After consultation with its regions, the foundation has decided to rearrange its funding priorities from 2008.

One of the big decisions most grant makers have to make is between open programmes - to which anyone, within relatively broad criteria, can appeal - and those that focus on identified key priorities. Over the coming year, the Lloyds TSB Foundation for England and Wales will continue to run both, alongside its 'collaborative programme'. But much will change in 2008.

The new guidelines for 2007 have already tightened up a lot of the criteria for both elements of the 'community programme', which has a budget of nearly £19m.
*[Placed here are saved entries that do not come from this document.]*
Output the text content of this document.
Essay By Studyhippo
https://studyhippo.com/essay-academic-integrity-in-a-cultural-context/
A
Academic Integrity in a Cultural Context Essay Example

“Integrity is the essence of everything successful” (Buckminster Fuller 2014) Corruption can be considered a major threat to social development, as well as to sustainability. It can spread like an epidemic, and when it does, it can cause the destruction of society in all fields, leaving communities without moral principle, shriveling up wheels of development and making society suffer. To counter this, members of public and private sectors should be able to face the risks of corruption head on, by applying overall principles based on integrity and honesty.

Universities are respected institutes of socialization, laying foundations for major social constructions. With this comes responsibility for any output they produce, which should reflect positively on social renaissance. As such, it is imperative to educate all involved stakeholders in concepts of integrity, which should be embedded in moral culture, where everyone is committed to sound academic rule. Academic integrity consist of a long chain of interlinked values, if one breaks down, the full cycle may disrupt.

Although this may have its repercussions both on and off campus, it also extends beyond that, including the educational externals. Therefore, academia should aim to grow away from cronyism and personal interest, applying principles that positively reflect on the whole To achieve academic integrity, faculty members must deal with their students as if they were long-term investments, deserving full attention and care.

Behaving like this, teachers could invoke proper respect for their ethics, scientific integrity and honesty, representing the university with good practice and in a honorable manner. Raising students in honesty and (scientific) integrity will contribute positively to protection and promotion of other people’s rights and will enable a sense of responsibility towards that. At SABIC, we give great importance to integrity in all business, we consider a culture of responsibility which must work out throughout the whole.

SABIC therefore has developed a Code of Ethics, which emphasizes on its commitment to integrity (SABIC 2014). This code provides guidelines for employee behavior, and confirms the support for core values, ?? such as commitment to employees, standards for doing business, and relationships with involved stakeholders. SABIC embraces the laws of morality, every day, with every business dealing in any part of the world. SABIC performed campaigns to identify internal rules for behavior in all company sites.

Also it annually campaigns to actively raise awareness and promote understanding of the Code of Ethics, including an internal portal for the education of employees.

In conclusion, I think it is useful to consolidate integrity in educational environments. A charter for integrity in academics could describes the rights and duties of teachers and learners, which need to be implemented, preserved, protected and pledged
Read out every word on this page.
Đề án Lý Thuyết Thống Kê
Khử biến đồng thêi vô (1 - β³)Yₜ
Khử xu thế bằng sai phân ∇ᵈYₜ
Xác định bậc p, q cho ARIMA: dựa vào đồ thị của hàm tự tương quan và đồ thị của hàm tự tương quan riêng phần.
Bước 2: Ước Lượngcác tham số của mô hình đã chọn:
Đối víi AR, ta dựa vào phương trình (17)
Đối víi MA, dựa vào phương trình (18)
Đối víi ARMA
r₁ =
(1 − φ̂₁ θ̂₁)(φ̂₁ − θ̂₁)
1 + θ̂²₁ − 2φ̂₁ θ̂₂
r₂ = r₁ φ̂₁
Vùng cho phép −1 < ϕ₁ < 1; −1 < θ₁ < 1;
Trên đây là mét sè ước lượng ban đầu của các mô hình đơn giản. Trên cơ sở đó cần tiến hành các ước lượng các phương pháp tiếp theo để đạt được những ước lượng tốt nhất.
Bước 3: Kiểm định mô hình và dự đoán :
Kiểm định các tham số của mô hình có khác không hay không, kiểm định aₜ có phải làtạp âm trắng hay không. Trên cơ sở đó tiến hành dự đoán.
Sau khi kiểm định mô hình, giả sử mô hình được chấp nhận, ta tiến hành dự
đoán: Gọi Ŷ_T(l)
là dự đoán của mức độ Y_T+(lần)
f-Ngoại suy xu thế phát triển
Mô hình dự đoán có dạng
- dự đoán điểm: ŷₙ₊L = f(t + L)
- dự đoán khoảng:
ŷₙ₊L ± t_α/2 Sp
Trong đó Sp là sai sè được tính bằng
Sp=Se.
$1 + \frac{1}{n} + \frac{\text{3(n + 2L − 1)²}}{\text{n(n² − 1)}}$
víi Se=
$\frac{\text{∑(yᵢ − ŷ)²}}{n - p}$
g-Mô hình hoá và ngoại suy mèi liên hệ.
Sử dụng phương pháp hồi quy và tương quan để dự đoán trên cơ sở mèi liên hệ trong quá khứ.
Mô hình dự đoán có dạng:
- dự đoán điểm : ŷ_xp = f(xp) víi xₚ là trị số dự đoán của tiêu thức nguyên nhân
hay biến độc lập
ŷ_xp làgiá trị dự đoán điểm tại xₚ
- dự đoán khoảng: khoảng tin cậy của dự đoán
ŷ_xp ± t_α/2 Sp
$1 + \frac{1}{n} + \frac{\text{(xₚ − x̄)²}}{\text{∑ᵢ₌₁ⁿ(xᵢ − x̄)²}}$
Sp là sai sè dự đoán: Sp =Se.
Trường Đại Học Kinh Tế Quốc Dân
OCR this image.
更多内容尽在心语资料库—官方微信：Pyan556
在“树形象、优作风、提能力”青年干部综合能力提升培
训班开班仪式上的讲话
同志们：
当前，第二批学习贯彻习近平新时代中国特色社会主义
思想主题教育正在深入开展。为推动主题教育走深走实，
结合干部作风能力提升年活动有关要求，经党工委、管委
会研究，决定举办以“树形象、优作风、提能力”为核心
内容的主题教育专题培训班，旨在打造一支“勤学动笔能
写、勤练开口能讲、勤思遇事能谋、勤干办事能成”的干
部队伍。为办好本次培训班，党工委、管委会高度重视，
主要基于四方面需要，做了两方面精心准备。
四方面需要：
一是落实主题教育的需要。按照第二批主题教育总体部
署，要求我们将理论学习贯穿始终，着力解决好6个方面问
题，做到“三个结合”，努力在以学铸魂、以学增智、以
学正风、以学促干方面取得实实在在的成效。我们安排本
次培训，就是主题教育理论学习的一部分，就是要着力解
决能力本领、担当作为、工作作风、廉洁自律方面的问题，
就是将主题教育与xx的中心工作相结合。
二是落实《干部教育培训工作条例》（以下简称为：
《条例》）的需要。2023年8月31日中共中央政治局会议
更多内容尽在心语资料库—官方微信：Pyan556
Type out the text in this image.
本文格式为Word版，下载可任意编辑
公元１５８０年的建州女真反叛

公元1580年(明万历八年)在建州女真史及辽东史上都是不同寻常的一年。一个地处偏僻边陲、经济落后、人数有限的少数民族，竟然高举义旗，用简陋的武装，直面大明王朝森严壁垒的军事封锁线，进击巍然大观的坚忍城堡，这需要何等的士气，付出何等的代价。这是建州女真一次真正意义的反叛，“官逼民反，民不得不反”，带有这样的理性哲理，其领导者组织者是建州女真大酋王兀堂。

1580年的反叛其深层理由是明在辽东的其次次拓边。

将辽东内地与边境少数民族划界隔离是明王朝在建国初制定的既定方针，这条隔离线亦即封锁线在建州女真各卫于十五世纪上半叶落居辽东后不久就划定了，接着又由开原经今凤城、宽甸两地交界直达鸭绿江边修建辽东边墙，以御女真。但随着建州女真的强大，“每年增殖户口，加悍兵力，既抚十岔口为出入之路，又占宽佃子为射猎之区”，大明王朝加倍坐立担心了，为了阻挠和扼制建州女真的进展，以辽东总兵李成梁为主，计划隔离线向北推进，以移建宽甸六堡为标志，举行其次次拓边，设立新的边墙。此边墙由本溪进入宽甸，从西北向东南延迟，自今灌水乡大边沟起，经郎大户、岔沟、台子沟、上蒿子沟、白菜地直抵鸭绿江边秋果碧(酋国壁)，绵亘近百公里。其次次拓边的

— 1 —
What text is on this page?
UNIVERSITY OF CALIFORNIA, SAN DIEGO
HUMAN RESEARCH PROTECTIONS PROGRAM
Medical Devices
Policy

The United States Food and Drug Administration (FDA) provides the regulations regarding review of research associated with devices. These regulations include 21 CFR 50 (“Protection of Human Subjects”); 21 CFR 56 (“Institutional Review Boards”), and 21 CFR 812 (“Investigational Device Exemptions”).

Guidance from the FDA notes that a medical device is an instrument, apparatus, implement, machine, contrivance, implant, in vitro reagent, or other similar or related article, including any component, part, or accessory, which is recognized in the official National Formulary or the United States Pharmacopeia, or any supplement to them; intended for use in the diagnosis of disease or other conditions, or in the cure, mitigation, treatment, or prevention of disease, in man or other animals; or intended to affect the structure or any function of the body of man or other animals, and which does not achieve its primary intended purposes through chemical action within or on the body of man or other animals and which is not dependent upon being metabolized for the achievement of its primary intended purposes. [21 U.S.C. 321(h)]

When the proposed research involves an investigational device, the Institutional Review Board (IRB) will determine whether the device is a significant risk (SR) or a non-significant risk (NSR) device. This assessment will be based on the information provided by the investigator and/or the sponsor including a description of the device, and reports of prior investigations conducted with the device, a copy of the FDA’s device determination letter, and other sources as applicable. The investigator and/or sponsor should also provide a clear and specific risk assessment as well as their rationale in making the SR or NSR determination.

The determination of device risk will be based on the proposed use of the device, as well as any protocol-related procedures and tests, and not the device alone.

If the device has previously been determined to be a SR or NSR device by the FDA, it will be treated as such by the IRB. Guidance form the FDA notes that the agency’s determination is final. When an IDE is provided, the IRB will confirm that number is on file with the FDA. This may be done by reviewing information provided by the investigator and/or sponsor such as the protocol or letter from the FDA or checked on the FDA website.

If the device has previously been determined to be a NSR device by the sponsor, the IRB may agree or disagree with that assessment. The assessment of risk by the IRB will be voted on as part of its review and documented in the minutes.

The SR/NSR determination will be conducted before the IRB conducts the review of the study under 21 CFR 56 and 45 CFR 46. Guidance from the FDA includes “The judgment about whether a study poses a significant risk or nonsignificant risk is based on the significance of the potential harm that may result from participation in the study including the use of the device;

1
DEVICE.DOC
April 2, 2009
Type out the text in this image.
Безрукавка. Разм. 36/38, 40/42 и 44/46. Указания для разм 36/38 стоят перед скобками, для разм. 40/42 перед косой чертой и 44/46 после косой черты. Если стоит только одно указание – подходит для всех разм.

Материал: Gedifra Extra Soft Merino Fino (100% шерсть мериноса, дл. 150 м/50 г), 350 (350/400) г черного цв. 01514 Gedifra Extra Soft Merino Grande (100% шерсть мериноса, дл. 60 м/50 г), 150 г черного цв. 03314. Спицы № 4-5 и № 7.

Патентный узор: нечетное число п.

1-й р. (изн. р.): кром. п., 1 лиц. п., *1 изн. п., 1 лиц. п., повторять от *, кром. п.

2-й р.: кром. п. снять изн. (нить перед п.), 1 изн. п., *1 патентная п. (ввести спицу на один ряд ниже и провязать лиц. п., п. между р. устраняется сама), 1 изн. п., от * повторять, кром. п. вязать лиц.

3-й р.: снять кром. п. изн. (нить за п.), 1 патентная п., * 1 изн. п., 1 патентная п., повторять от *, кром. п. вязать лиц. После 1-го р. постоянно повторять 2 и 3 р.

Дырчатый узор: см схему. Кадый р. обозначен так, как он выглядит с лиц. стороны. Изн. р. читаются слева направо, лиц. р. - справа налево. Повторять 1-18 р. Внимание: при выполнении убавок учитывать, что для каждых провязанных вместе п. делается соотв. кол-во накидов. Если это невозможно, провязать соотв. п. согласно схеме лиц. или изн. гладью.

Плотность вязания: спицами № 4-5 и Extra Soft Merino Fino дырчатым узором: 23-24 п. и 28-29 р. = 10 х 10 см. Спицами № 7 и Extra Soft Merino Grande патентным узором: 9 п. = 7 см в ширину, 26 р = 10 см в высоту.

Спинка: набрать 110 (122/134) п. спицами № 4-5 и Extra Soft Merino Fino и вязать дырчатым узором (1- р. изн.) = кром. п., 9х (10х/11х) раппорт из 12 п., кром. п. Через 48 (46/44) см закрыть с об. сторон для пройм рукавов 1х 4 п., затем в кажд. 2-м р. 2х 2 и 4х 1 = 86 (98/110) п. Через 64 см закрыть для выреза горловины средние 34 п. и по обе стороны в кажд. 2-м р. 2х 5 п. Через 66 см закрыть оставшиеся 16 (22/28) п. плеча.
The definition of 'small charities' is now fixed: the ones that cover the whole of England and Wales can have an income of up to £5m, but at local and regional level they're limited to £1m (on the basis that this applies to more than 98 per cent of UK charities).

The open element of the programme (with £7.7m) is staying available to any charity that "helps disadvantaged people to play a fuller role in the community of their choice". The 'community priority' programme (with £11.5m) is now divided into 11 sets of priorities - one nationwide, the others for separate regions.

"In late 2005 we asked different groups in the regions what was important to them," says Linda Kelly, chief executive of the foundation. "Each regional manager and team consulted individual charities and networks, then wrote up a plan."

This means, for example, that diverse minority communities and older people are priorities across the midlands, but the east midlands will also focus on rural disadvantage and the west midlands will concentrate on locally deprived areas. 'Inclusion through technology' is a priority only in the north west and disability only in Yorkshire. The nationwide priorities are older people, learning disability, diverse minority communities, and refugees and asylum seekers.

"We'll use the data from applications to inform all three areas of our work," Kelly says. She and her colleagues are yet to decide whether the open programme will continue and, if it does, what shape it will take.

"There are two schools of thought," she says. "First, that we need to keep it at a level that can monitor emerging trends; second, that we must focus on what's important. It's very much a turning point year. We want our next 'suite' of programmes to be informed by what we have learned."